Conceito
O Custo Médio por Internação mede o custo total hospitalar dividido pelo número de internações no período. É o principal indicador de eficiência econômica da operação hospitalar e base para precificação de diárias, pacotes cirúrgicos e negociação de contratos com operadoras de planos de saúde.
Um custo médio alto pode refletir complexidade do case-mix (pacientes mais graves exigem mais recursos), ineficiências operacionais (desperdício de materiais, tempo ocioso de equipe) ou ambos. Por isso, a análise comparativa exige ajuste pelo perfil de complexidade (case-mix index).
O custo é composto por componentes fixos (pessoal, estrutura) e variáveis (materiais médico-hospitalares, medicamentos, exames). Identificar o peso de cada componente é fundamental para ações de redução.
Fórmula
| Variável | Descrição | Unidade |
|---|---|---|
| Custo Total Hospitalar | Soma de todos os custos diretos e indiretos alocados ao centro de internação no período | R$ |
| Número de Internações | Total de pacientes que iniciaram internação no período (pode usar saídas para comparar com ALOS) | internações |
Fontes de dados: Sistema de custos hospitalares, ERP, controladoria. Apropriação por centro de custo (UTI, clínica médica, cirúrgica).
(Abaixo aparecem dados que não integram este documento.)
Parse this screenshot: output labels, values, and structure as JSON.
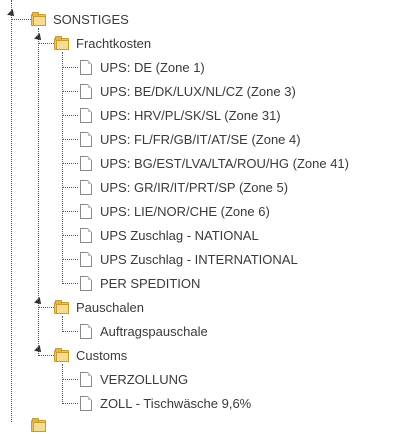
{
  "tree": {
    "root": {
      "label": "SONSTIGES",
      "icon": "folder-icon"
    },
    "groups": [
      {
        "label": "Frachtkosten",
        "icon": "folder-icon",
        "items": [
          "UPS: DE (Zone 1)",
          "UPS: BE/DK/LUX/NL/CZ (Zone 3)",
          "UPS: HRV/PL/SK/SL (Zone 31)",
          "UPS: FL/FR/GB/IT/AT/SE (Zone 4)",
          "UPS: BG/EST/LVA/LTA/ROU/HG (Zone 41)",
          "UPS: GR/IR/IT/PRT/SP (Zone 5)",
          "UPS: LIE/NOR/CHE (Zone 6)",
          "UPS Zuschlag - NATIONAL",
          "UPS Zuschlag - INTERNATIONAL",
          "PER SPEDITION"
        ]
      },
      {
        "label": "Pauschalen",
        "icon": "folder-icon",
        "items": [
          "Auftragspauschale"
        ]
      },
      {
        "label": "Customs",
        "icon": "folder-icon",
        "items": [
          "VERZOLLUNG",
          "ZOLL - Tischwäsche 9,6%"
        ]
      }
    ]
  }
}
Em hospitais SUS: AIH como proxy de custeio.
Como interpretar
Custo elevado pode refletir pacientes de alta complexidade (esperado) ou ineficiências em materiais, tempo de cirurgia, desperdício e pessoal — exige análise de componentes.
Custo baixo deve ser avaliado com atenção: pode indicar excelência em gestão ou pode sinalizar subinvestimento em qualidade e segurança do paciente.
Exemplo prático
Um hospital filantrópico em Recife/PE apurou em julho: Custo Total do setor de clínica médica R$ 1.800.000 com 360 internações.
Custo Médio = R$ 1.800.000 / 360 = R$ 5.000 por internação.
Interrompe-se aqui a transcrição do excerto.